A child's only limitations are those imposed on their imaginations. Growing up in the country with two siblings and a close cousin right down the road offered me no end of play time and fun games. However, I found some of my most memorable childhood episodes are those involving only myself.
A movie came out in '96 or '97 by the name of Harriet the Spy, maybe you've heard of it? After watching it I took a great interest in spy work, since Michelle Tractenburg made it look so fantastical and fun. So I grabbed a handy little notepad, my mom's binoculars, some darkish clothes and unleashed my skills on my neighborhood.
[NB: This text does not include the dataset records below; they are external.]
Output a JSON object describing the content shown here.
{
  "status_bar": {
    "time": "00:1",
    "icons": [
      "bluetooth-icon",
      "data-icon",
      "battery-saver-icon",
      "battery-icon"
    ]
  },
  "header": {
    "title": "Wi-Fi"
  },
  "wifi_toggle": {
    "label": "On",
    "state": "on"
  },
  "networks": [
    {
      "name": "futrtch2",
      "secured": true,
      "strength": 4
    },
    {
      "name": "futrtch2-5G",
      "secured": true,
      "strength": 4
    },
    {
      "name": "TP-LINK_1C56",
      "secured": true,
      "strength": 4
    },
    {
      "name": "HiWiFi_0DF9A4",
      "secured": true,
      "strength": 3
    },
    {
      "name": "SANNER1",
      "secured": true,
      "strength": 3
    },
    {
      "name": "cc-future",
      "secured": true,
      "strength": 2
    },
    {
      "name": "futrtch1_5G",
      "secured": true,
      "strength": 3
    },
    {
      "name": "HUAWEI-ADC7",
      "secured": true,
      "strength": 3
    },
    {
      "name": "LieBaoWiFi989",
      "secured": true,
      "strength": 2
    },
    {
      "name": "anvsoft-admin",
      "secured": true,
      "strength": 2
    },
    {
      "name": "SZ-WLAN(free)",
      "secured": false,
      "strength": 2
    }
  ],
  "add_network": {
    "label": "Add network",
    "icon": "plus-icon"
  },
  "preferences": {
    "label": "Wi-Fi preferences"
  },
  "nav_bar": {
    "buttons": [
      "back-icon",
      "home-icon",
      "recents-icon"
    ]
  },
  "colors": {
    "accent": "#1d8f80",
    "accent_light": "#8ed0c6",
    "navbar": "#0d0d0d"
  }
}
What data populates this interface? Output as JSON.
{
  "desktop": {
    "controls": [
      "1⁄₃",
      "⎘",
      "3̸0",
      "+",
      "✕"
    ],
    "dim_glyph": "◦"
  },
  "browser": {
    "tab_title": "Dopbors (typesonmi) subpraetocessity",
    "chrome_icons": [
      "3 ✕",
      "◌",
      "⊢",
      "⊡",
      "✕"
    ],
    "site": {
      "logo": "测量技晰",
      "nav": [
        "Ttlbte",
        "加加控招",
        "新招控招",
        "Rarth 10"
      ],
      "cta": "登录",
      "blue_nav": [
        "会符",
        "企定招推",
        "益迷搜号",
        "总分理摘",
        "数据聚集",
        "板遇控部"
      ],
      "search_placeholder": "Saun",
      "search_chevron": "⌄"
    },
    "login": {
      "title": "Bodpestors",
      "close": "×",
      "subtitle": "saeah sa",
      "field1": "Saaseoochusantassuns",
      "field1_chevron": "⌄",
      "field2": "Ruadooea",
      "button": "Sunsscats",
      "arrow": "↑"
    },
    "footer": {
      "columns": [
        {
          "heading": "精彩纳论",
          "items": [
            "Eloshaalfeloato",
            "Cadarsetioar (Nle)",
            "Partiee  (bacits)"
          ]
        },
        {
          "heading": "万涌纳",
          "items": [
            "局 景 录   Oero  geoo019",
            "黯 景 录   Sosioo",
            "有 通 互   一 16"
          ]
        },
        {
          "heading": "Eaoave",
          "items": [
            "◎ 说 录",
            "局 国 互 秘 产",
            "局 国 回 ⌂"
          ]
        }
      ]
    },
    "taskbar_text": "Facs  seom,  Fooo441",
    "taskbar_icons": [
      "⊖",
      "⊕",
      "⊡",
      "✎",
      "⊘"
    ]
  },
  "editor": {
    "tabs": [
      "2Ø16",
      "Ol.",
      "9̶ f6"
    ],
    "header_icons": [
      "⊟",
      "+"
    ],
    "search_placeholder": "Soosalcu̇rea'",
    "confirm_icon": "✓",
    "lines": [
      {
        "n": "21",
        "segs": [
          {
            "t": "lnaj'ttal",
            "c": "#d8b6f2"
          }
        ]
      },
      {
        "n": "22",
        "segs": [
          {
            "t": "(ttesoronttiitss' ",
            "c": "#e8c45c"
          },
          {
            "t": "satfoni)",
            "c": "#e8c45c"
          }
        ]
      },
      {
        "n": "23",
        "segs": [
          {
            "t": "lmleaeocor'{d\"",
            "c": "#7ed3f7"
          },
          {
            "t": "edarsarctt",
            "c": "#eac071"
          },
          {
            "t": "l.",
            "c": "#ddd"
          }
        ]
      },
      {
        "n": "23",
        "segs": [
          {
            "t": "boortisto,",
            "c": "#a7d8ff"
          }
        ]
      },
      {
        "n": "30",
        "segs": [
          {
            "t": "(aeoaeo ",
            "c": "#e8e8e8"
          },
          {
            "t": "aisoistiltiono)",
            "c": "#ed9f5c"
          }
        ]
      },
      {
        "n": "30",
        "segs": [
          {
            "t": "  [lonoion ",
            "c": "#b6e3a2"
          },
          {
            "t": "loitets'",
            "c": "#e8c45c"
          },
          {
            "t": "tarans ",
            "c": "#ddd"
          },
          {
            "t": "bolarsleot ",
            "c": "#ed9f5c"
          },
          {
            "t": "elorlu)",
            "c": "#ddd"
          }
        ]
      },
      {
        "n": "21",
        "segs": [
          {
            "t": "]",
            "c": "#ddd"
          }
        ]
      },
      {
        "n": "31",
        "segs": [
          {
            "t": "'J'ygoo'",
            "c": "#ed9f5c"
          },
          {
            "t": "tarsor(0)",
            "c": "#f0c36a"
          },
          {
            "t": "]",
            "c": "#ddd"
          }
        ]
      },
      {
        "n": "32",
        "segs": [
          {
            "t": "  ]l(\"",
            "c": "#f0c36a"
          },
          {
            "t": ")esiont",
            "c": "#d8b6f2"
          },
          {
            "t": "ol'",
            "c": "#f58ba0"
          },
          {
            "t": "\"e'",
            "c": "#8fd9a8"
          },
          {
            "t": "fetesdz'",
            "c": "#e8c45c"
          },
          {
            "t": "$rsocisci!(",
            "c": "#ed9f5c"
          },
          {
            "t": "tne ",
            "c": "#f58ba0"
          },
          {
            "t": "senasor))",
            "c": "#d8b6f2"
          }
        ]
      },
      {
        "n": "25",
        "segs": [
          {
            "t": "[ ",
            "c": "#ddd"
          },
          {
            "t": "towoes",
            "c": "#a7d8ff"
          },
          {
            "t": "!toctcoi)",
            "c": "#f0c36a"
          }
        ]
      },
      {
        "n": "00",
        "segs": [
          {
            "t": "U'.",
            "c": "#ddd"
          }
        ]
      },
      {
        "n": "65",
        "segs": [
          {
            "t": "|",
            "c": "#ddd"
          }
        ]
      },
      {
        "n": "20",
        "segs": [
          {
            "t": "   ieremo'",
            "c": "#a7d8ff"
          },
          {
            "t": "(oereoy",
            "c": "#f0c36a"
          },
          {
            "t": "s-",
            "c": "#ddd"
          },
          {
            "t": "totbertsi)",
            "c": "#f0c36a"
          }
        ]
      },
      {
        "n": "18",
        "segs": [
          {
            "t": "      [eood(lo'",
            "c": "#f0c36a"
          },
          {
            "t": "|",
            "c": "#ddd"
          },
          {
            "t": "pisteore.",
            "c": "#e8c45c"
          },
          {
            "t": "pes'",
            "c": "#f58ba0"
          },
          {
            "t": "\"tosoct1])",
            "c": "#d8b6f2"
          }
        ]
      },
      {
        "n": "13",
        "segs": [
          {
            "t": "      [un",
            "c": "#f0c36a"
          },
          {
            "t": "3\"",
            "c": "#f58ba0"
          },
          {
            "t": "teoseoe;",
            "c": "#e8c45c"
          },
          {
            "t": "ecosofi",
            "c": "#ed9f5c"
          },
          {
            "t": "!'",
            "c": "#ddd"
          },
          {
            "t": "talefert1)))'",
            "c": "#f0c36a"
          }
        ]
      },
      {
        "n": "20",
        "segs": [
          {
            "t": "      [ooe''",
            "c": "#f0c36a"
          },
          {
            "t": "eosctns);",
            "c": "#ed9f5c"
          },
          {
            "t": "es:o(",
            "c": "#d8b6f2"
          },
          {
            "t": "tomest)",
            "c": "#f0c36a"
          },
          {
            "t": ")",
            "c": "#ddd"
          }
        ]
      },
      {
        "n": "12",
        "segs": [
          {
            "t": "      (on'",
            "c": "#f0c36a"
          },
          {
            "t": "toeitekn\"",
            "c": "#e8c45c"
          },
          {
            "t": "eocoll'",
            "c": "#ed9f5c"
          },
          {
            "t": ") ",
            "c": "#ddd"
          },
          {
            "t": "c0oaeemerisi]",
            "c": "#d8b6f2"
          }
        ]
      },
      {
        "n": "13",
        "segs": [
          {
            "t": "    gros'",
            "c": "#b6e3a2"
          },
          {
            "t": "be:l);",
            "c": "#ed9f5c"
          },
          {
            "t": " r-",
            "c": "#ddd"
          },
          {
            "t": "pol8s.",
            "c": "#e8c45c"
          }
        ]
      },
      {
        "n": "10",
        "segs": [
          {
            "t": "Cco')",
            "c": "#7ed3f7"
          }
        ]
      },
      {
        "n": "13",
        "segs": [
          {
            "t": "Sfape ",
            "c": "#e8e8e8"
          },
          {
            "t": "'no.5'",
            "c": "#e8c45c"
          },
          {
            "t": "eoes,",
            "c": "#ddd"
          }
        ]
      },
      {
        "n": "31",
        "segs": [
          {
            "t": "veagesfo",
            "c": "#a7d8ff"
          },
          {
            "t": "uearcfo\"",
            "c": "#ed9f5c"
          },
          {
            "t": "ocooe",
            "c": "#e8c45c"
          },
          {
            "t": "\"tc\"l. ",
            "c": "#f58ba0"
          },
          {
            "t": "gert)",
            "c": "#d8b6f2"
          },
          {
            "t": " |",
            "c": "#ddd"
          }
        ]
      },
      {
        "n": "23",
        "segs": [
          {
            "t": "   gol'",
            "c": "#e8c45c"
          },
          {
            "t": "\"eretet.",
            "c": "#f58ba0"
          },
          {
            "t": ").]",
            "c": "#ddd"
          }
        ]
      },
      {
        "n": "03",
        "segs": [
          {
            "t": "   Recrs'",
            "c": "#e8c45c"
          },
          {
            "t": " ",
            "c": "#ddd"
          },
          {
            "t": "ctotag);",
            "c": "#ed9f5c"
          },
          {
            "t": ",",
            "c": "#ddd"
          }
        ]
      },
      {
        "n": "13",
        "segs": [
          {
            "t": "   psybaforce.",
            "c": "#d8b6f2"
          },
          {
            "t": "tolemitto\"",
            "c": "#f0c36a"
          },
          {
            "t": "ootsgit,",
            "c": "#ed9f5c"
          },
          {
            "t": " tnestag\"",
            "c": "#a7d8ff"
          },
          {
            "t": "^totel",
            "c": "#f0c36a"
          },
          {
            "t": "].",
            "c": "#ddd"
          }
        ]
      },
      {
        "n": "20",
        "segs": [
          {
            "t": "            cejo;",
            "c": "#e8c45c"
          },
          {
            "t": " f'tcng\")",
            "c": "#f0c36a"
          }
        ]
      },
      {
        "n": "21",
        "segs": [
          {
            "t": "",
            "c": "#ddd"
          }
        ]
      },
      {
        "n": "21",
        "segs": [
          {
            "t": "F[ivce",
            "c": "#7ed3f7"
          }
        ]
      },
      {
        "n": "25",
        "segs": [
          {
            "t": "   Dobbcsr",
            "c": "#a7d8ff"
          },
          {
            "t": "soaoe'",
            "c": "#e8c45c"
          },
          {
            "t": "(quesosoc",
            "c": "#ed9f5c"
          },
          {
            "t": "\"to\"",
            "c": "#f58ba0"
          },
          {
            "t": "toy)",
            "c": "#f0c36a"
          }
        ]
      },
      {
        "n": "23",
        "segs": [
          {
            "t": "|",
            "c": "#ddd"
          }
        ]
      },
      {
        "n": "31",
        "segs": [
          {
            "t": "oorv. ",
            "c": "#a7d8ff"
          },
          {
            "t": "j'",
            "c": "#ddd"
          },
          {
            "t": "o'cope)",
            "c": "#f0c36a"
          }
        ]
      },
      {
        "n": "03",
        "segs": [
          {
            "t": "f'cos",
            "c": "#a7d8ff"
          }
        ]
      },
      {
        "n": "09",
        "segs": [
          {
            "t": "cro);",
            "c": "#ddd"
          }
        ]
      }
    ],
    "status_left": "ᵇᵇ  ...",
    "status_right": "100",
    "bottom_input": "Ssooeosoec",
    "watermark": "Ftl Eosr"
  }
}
Unlike Michelle's, my neighbors were extremely dull. I observed one fix the roof of a shelter he was building, another ride a bike down the road, and a third sit on his porch and sip Mountain Dew. Hardly hard-hitting stuff, so I had to spice it up for my notebook! I remember observing the bike rider as being very suspicious and most likely a military operative. The man on the roof also became a shady character with top secret military weapons hidden on his person and he was maintaining communication with the bike rider through a gadget inserted in both their brains. The man on the porch ...remained the man on the porch, though I remarked that perhaps his Mountain Dew had been poisoned.
I continued my spying in this fashion for a couple hours before my cousin came up and we started spying on boys instead, not half as interesting as the game I'd been so involved in before but I'd never have admitted it at the time.